Ainda sobre a representação de trabalho no filme, mas indo para um caminho metalinguístico, 20 Dias em Mariupol existe, pois filmar tudo isso era o trabalho dos repórteres que enviavam as imagens para a AP (Associated Press), uma organização de notícias internacional que repassava para emissoras de outros países. Essa foi a forma que os dois repórteres lidaram com a guerra: trabalhando. Mesmo que 20 Dias em Mariupol seja um filme que aborde um estado de guerra, ele também é um filme que consegue ser um autorretrato intimista e reflexivo sobre o que estão fazendo. Nesse sentido, o filme me lembra trabalhos de formato semelhante produzidos por Agnès Varda, por exemplo, Os Catadores e Eu (2000). No qual Varda se insere no filme e se caracteriza uma catadora assim como os de batatas e lixos reciclados, pois se vê como uma catadora de imagens. Em 20 Dias em Mariupol, Chernov não se insere em cena tão corporalmente quanto Varda, mas consegue inserir suas lembranças de outros conflitos, de sua família e sentimentos. Com isso, mesmo que não seja visto seu rosto, quem assiste o filme sente sua presença sendo tão grande quanto se ele aparecesse em cena.  Essa inserção de comentários pessoais ocorre após meia hora de filme, Chernov reflete sobre seu trabalho e enquanto envia o que filmaram para a AP diz: “Penso em tudo o que este país passou nos últimos oito anos. Em tudo o que filmei. (…) Uma guerra que parece interminável. Milhares morreram. Continuamos filmando.” Essa passagem, carrega um peso sobre o que significa trabalhar como representante jornalístico em situações como essas e como isso acarreta dores emocionais. Essas dores parecem vir do excesso de memórias imagéticas que esses trabalhadores convivem ao filmar memórias, imagens e falas de outras pessoas que acabam se misturando com suas memórias, imagens e pensamentos e, por fim, tudo parece se tornar uma coisa só. Dessa forma, a noção de individuo se perde, ao dar maior valor a noção comunitária de escuta e representação de pessoas que mal conhece, mas precisa se conectar intensamente em um curto período de tempo.

Todos esses fragmentos de memórias do narrador, memórias de outras pessoas, imagens filmadas nos 20 dias em Mariupol e de arquivo são muito bem costuradas pela montagem construída por Michelle Mizner. Por meio de seu excelente trabalho, conseguiu estruturar a narrativa do filme sendo um documentário de ritmo e tema muito claro. Além de transmitir muito bem os sentimentos causados pela guerra vividos pelos civis filmados e pelos que filmaram.

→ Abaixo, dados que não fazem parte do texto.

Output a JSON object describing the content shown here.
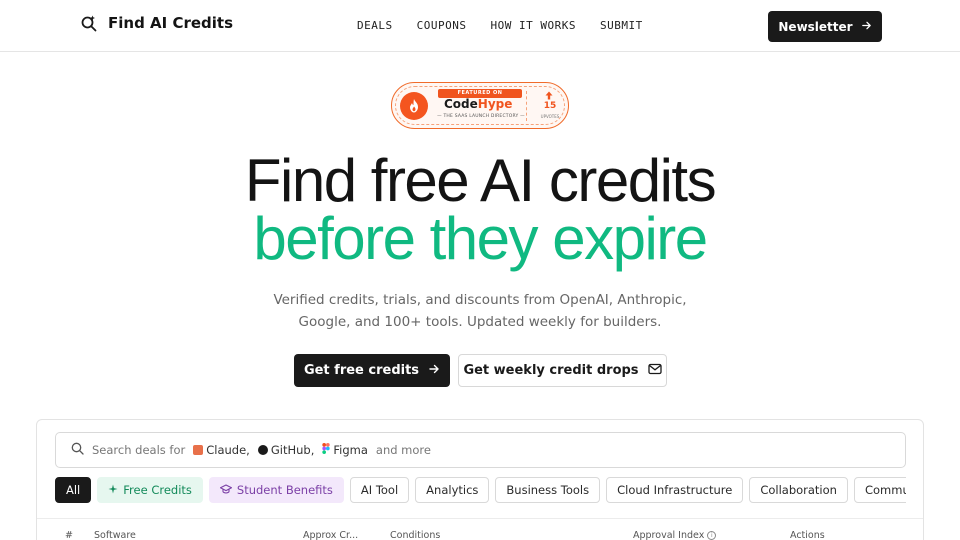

Com tudo isso, 20 Dias em Mariupol consegue ser um documentário que emociona de maneira intensa e catártica. Mesmo horas após de tê-lo assistido, ainda rememorava as imagens e sentia a dor transmitida por elas. Também, é um documentário que consegue ter uma narração sólida ao nos guia em meio a essa destruição, se afastando para dar espaço aos civis que filma, mas em outros momentos se aproximando de maneira íntima do espectador abordando suas angústia de trabalho e de cidadão da Ucrânia. Um documentário com uma excelência artística e jornalística, conseguindo alcançar o êxito ao contar uma história equilibrada na razão e na emoção.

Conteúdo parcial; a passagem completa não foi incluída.